Nabû-mukin-zēri, inscribed ^{md}AG-DU-NUMUN, also known as Mukin-zēri, was the king of Babylon 731–729 BC. The Ptolemaic Canon gives his name as Χινζηρος (Chinzēros). His reign was brought to its eventual end by the capture of the stronghold of Šapia by the forces of the Assyrian king Tukultī-apil-Ešarra III (Tiglath-Pileser III) (745–727 BC). The chief of the Chaldean Amukanu tribe in southern Babylonia, he took advantage of the instability which attended the revolt against Nabû-nādin-zēri and deposed its leader, Nabû-šuma-ukîn II.

==History==

The fortuitous discovery in 1952 of a cache of diplomatic correspondence in the chancery offices of the Northwest Palace in a room designated as ZT 4 at Kalhu, modern Nimrud, by archaeologists led by Max Mallowan, has shed much light on events of the Mukin-zēri rebellion. Of the more than three hundred tablets uncovered, a group of more than twenty letters and fragments concerned the events in Babylonia which led to Assyrian intervention and subsequent annexation of the region around 730 BC. They paint a picture of Babylonia riven by splits and rivalries among the various Aramaic, Babylonian and Chaldean factions.

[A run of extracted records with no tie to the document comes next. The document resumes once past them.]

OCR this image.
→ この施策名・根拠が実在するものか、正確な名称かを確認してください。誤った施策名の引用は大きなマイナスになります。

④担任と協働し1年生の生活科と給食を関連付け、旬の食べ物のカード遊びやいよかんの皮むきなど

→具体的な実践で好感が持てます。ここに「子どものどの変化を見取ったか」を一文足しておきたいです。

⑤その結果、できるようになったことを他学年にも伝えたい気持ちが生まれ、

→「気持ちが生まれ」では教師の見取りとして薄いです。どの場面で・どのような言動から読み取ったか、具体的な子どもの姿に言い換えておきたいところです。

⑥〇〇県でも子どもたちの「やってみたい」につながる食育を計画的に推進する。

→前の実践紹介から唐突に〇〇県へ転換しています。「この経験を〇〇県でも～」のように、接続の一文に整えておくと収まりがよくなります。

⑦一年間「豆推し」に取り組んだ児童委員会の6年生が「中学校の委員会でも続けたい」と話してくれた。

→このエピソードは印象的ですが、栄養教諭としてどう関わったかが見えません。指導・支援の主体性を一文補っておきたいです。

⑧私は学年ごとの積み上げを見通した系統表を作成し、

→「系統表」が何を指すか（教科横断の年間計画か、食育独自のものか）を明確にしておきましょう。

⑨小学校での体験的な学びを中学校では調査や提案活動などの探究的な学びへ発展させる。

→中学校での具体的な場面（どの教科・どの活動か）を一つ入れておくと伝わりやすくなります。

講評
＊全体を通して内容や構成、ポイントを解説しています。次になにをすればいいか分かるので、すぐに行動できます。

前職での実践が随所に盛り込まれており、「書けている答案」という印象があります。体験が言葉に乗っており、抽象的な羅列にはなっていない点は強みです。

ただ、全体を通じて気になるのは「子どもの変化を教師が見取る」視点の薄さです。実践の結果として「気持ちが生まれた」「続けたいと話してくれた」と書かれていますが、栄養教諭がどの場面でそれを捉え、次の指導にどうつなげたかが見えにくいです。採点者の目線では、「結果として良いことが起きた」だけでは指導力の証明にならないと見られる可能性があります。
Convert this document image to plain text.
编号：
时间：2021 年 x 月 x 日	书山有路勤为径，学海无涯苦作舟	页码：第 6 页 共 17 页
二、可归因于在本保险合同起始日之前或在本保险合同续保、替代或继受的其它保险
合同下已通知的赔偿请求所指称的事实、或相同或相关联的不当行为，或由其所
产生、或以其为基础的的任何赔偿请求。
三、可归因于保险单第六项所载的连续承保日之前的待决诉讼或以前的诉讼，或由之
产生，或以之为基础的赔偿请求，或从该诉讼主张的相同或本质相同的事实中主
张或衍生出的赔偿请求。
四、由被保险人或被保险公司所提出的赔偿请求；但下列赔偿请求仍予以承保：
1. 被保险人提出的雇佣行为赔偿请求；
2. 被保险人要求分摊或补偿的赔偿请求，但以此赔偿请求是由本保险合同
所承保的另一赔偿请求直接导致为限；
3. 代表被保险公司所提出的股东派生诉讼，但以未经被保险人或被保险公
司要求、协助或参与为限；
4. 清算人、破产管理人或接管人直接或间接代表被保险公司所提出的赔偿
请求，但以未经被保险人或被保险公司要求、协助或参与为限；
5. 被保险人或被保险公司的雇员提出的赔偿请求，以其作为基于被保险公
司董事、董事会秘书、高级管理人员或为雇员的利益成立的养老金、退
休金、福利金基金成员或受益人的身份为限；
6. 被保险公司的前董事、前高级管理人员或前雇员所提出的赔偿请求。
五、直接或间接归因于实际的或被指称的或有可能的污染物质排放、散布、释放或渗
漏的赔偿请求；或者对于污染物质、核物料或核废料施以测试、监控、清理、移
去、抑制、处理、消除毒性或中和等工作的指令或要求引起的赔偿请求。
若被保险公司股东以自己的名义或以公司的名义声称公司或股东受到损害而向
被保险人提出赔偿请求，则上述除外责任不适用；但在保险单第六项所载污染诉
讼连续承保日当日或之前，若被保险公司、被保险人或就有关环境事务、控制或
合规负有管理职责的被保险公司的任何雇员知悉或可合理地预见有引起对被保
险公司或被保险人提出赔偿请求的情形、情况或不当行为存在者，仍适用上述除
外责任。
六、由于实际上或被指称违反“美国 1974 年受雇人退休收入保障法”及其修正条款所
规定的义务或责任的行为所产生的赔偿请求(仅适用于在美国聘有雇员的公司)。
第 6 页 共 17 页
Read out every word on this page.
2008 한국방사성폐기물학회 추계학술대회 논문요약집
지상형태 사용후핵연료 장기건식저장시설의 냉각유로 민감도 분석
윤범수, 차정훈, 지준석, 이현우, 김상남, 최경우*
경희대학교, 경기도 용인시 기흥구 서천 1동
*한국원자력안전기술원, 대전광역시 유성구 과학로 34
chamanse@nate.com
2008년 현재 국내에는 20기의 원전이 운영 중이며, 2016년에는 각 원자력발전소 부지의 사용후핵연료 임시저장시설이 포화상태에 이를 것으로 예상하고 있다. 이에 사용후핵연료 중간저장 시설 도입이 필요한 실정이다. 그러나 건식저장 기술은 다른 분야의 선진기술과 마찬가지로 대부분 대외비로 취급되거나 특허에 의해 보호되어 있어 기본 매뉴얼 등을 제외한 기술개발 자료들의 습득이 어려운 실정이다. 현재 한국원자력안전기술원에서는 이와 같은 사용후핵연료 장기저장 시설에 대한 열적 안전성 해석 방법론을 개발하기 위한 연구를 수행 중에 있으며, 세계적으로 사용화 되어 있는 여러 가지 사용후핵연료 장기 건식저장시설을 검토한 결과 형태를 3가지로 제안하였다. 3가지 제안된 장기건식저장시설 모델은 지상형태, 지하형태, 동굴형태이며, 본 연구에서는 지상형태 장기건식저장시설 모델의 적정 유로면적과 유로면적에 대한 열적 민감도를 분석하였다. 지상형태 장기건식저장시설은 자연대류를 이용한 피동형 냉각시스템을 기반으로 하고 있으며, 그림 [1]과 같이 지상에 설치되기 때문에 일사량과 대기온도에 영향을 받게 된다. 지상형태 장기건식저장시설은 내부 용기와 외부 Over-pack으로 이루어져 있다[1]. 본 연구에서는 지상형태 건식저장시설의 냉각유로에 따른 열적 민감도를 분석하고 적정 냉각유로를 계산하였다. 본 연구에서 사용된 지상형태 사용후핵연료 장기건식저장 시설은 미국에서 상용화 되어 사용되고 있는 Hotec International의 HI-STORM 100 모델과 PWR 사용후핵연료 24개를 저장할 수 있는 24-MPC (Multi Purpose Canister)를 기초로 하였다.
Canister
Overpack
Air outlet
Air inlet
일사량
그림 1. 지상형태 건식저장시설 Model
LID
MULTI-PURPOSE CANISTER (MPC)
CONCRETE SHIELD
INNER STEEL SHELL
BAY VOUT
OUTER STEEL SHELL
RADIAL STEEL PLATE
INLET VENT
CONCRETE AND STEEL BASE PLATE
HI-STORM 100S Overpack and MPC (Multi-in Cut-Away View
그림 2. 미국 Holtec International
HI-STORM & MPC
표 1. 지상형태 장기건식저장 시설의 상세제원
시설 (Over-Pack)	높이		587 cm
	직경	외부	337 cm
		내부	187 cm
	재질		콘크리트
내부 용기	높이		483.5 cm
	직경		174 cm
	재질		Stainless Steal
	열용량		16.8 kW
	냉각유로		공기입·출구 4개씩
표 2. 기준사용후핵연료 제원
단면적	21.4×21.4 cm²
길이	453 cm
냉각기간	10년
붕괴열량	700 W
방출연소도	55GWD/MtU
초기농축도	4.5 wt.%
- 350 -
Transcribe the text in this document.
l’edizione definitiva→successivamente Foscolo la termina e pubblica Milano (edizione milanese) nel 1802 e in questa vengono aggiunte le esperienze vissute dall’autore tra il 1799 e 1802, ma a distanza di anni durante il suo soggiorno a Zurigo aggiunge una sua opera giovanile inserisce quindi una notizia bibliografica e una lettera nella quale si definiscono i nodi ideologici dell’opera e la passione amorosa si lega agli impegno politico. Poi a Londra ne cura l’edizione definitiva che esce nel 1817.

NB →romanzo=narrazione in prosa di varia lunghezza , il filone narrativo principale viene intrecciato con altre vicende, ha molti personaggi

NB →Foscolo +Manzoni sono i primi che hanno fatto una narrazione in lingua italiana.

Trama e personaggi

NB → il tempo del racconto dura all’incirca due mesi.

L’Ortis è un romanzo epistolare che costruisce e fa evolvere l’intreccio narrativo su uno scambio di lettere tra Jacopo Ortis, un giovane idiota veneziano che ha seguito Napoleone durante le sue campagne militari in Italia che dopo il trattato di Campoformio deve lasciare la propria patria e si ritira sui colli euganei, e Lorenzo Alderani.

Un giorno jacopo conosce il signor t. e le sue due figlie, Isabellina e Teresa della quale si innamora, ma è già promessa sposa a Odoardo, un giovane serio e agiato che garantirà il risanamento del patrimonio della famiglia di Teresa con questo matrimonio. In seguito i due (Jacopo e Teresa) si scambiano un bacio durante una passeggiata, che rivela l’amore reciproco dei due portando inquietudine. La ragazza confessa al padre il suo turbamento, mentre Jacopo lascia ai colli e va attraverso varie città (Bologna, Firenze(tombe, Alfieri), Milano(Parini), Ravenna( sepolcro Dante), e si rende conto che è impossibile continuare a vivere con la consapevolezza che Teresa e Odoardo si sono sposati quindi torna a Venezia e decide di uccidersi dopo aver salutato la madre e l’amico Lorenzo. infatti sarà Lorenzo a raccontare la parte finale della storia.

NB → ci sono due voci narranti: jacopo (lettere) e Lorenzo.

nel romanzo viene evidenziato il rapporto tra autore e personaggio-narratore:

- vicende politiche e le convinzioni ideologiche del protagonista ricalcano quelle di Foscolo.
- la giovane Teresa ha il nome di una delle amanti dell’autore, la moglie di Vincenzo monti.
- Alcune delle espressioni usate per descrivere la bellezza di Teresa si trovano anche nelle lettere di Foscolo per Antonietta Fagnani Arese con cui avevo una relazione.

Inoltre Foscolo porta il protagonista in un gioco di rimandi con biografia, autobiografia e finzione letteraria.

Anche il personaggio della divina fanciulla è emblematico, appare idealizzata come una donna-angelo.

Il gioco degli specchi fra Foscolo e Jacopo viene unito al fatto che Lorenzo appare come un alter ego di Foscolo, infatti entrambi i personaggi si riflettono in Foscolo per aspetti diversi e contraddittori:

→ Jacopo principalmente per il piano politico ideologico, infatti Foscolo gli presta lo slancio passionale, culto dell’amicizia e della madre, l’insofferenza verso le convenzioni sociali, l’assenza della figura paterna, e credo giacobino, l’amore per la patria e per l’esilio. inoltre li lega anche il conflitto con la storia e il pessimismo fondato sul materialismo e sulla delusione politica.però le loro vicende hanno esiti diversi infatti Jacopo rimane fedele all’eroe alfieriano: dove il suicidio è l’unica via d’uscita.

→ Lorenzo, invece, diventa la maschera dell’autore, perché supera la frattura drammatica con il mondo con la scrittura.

Soon after the Amukanite removed his predecessor from the throne and seized it for himself, Tukultī-apil-Ešarra directed his efforts to the removal of the usurper using all available means at his disposal. A letter describes the outcome of a mission to Babylon to win over the support of the city's elders. The Assyrian delegation of two officers, Šamaš-bunaya and Nabû-namir, was forced to conduct its diplomacy outside the gates of the city, in full view of Nabû-mukin-zēri's representative, Asinu. “Why do you act in a hostile manner towards us for their sake? They belong among the Chaldeans! It is the Assyrian king who can show favors towards Babylon, maintaining your civic privileges!”

Tukultī-apil-Ešarra's invasion of 731 BC caused Nabû-mukin-zēri to flee Babylon for Šapia, his stronghold in the south, where he remained holed up while the Assyrian forces devastated its surroundings and felled its date palms. The Assyrian king exacted tribute from the other Chaldean tribal leaders, Marduk-apla-iddina II of the Bīt-Yakin, called the “King of the Sealand” in the Assyrian account, Balassu of the Bīt-Dakuri and Nadinu of Larak. Others remained more recalcitrant: Zakiru of the Bīt-Ša’alli was ultimately overthrown, his capital Dur-Illayatu demolished and he was hauled off to Assyria in chains, and Nabû-ušabši of the Bīt-Šilani was impaled. Although the cities of Nippur and Dilbat supported the Assyrian side, the latter city was the subject of reprisals by Mukin-zēri's allies from the religious establishment in Babylon. The Assyrian cavalry commander Iasubaya reported on his unsuccessful efforts to lure the Arameans from the usurper's side and to compel them to leave their city and join the Assyrians in their campaign. The fear engendered by Mukin-zēri sometimes kept Assyrian sympathizers from giving them active aid or accepting their generous amnesty terms. But, while Mukin-zēri's forces were engaged in battle in Buharu, his own subjects ("Akkadians") apparently rustled his sheep. Mukin-zēri countered the Assyrians’ propaganda by attempting to divide their allies. He warned Marduk-apla-iddina of the vicissitude of his uncle Balassu.

The Chronicle on the Reigns from Nabû-Nasir to Šamaš-šuma-ukin describes the final outcome, “In the third year, the Assyrian king having come down to Akkad, ravaged Bīt-Amukanu and captured Nabû-mukin-zeri. He subsequently ascended the throne in Babylon himself.” This chronicle is not wholly accurate as a contemporary letter addressed to Tukultī-apil-Ešarra has been preserved which reports that "Mukin-zeri has been killed and Šumu-ukin, his son, has also been killed. The city is conquered." Tukultī-apil-Ešarra did, however, ascend the throne of Babylon, officiating over two successive Akītu festivals.